En unissant la recherche académique et l´engagement associatif, cet ouvrage entame une profonde réflexion sur un thème d'actualité : la question des flux migratoires et leur gestion politique. Douce France présente le fruit d´un travail collectif de chercheurs, de spécialistes et de juristes qui ont choisi de mettre leurs compétences professionnelles au service de leur engagement citoyen pour dénoncer des politiques et des pratiques qu'ils considèrent indignes et inacceptables.
Appelant la complémentarité de perspectives très diverses – historique, sociologique, psychanalytique, philosophique et juridique -, cet ouvrage retrace les politiques de maîtrise des flux migratoires menées en France depuis quelques années et pose le problème de leurs applications dans un État de droit. Il invite ainsi le lecteur à s´interroger sur la progressive constitution d´un type de système politique inédit s´apparentant à une "démocratie autoritaire" et "sous – surveillance"   qui pérenniserait un état d´exception pour les ressortissants d’Etat-tiers dans un climat de relative "paix sociale".

Dans son introduction, Olivier Le Cour Grandmaison examine le processus historique dans lequel s´inscrivent les politiques actuelles et analyse le discours qui les accompagne. En effet, la constante euphémisation des pratiques impulsées par la gestion des flux migratoires dissimule leurs réelles conséquences et légitime des actes ne relevant pas d´une pleine démocratie inscrite dans un État de droit. Les pratiques de gestion des flux migratoires s’inscriraient davantage dans un système de démocratie autoritaire dans lequel une partie de la population – les étrangers - serait privée d’une partie de ses droits, notamment des garanties les plus élémentaires.

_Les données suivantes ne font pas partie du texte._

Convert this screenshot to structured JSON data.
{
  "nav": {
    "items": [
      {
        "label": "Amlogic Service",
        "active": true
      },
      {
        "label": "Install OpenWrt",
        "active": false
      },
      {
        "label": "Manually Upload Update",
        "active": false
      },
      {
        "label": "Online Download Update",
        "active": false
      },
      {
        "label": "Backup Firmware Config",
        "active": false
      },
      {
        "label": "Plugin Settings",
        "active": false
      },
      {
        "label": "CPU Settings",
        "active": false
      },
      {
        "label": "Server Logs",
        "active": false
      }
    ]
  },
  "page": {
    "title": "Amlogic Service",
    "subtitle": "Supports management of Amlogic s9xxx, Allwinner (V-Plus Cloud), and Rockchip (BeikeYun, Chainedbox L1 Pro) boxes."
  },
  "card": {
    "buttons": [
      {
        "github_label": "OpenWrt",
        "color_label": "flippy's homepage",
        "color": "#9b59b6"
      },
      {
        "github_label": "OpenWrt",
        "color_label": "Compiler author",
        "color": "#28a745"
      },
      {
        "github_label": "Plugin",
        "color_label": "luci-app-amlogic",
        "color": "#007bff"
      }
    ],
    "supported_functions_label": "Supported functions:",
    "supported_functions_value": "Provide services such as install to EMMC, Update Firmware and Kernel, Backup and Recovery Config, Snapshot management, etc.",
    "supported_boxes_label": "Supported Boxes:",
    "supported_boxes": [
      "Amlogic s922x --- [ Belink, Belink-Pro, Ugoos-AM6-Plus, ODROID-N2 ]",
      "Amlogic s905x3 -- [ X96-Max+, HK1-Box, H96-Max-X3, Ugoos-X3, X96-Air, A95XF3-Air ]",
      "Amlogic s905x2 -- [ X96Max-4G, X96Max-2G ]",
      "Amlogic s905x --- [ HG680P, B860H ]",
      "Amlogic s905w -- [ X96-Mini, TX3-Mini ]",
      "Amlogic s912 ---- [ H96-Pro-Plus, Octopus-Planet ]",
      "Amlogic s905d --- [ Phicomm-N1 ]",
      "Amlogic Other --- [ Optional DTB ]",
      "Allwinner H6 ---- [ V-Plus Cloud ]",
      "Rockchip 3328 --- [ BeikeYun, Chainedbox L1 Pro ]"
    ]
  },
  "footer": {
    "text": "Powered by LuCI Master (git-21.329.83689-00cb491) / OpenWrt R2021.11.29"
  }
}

La première partie "Traquer, interner, expulser" fait état des pratiques actuelles et propose de saisir les éléments rendant possibles leur caractère inadmissible. Marc Bernardot développe une analyse socio-historique des rafles et de l´enfermement des étrangers dans laquelle il s’attache à la compréhension des mécanismes ayant permis de systématiser leurs recours. Il soutient que ces deux pratiques, qui progressivement sont devenues des outils stratégiques de la politique actuelle, intègrent les modes de production néolibéraux : d’une part, en servant le projet utilitariste d’ "immigration choisie" et d’autre part, en incarnant les moyens de l’industrialisation des expulsions   . Dans son article, Alain Brossat examine le rôle des préfets dans l’application des politiques de gestion des flux migratoires. En effet, la fonction des préfets consiste à administrer la population résidant sur son territoire d’influence conformément à ce qui est édicté par le corpus législatif de l’État c’est-à-dire, en respectant la loi. Cela signifie que les persécutions et les répressions auxquelles sont soumis les ressortissants des États tiers dans leur relation avec l’administration française sont inscrites dans le cadre légal du pays et des obligations professionnelles de ces fonctionnaires. Dès lors, il est délicat de construire une critique politique contre ces pratiques légales mais qui vont à l'encontre de l’État de droit. L’auteur nous rappelle que la mobilisation totale des préfets pour atteindre les objectifs d’expulsions fixés par le gouvernement et la légitimité qui leur est conférée dans cet exercice peuvent incarner "des facteurs clés de la possibilité que prenne corps une criminalité étatique de masse"   .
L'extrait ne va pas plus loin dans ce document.